Die Fusion, das sind auch die ausländischen Besucher. Viele Italiener, weil es solche Festivals in Italien nicht gibt. Viele Niederländer, weil es immer überall Niederländer gibt. Ansonsten Dänen, Schweden, Österreicher, Briten, Franzosen, Spanier, Polen und Luis, ein junger Portugiese mit schlechten Zähnen, aus Lissabon. Luis kam vor einigen Jahren wegen eines Mädchens nach Leipzig. Natürlich ist es mit dem Mädchen schon längst aus, aber Luis blieb und arbeitet jetzt in der Kinderecke und übt mit Kindern, wie man Siebdrucke auf ein T-Shirt bringt. "Ich finde die Fusion gut", meint Luis. "Ich verdiene hier absolut nichts, wir leben einfach von dem, was andere uns schenken. Das gefällt mir. Menschen, die nicht nur an Geld denken, die findet man heutzutage kaum noch."

Schwitzhütten und Speakers Corner

Das Besondere an der Fusion ist, dass jeder jeden annimmt, so wie er ist. Alles geht, so lange es nicht rassistisch, sexistisch oder homophob ist. Zwischen den Bäumen hinten auf dem Festivalgelände gibt es indianische Schwitzhütten und ein Speakers Corner. "Und deswegen sage ich euch: Deutschland sollte abgeschafft werden!", ruft ein auffällig durchschnittlich aussehender junger Mann seinen drei Zuhörern ins Gewissen. Etwas weiter schirmt ein etwa 40-Jähriger mit nacktem Oberkörper ein Baby ab, das vor ihm im Schlamm liegt, quietscht und spielt, während um ihn herum die Masse tanzt. Plötzlich steigt ein ohrenbetäubendes Gejohle auf: die Sonne bricht durch. Sofort fängt eine Berliner Band einen politisch korrekten Song über den Streit gegen Neonazis an. Am Horizont erscheint ein perfekter Regenbogen.

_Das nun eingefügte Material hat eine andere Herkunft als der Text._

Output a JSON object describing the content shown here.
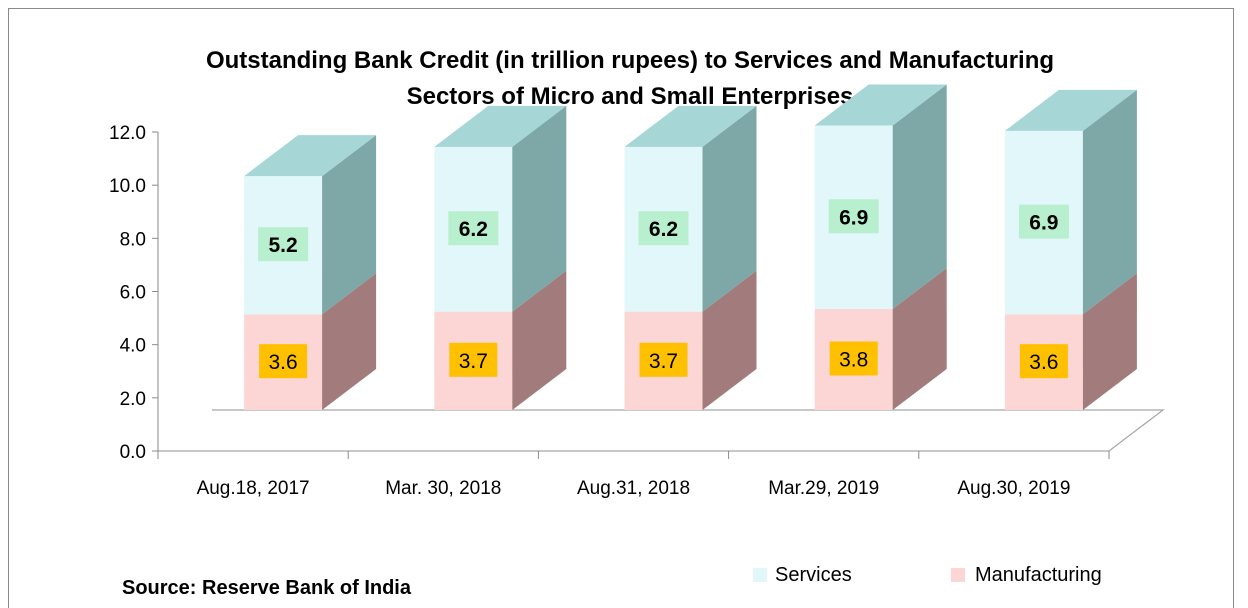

Als es Nacht wird, tritt La Phaze auf, eine französische Gruppe, die Pungle macht, eine Mischung aus Punk und Jungle. Männer mit Brillen und Gitarren springen wie verrückt auf der Bühne herum. Aus allen Windrichtungen streichen Bässe und alle Arten von Musikfetzen über das Gelände. Scharen von Kulturkosmonauten flattern wie angeschossene Vögel umher. Hier und da erhellt ein Böller den Himmel. Noch ein paar Tage, dann geht es für die Kulturkosmonauten wieder unerbittlich zurück, heraus aus der Parallelgesellschaft und hinein in die harte Realität. Dieser Weg wird für sie über den Mahatma-Gandhi-Pfad, über die Lenin-Allee, den angrenzenden Roten Platz in Richtung Ausgang führen. Zurück in den täglichen Wahnsinn.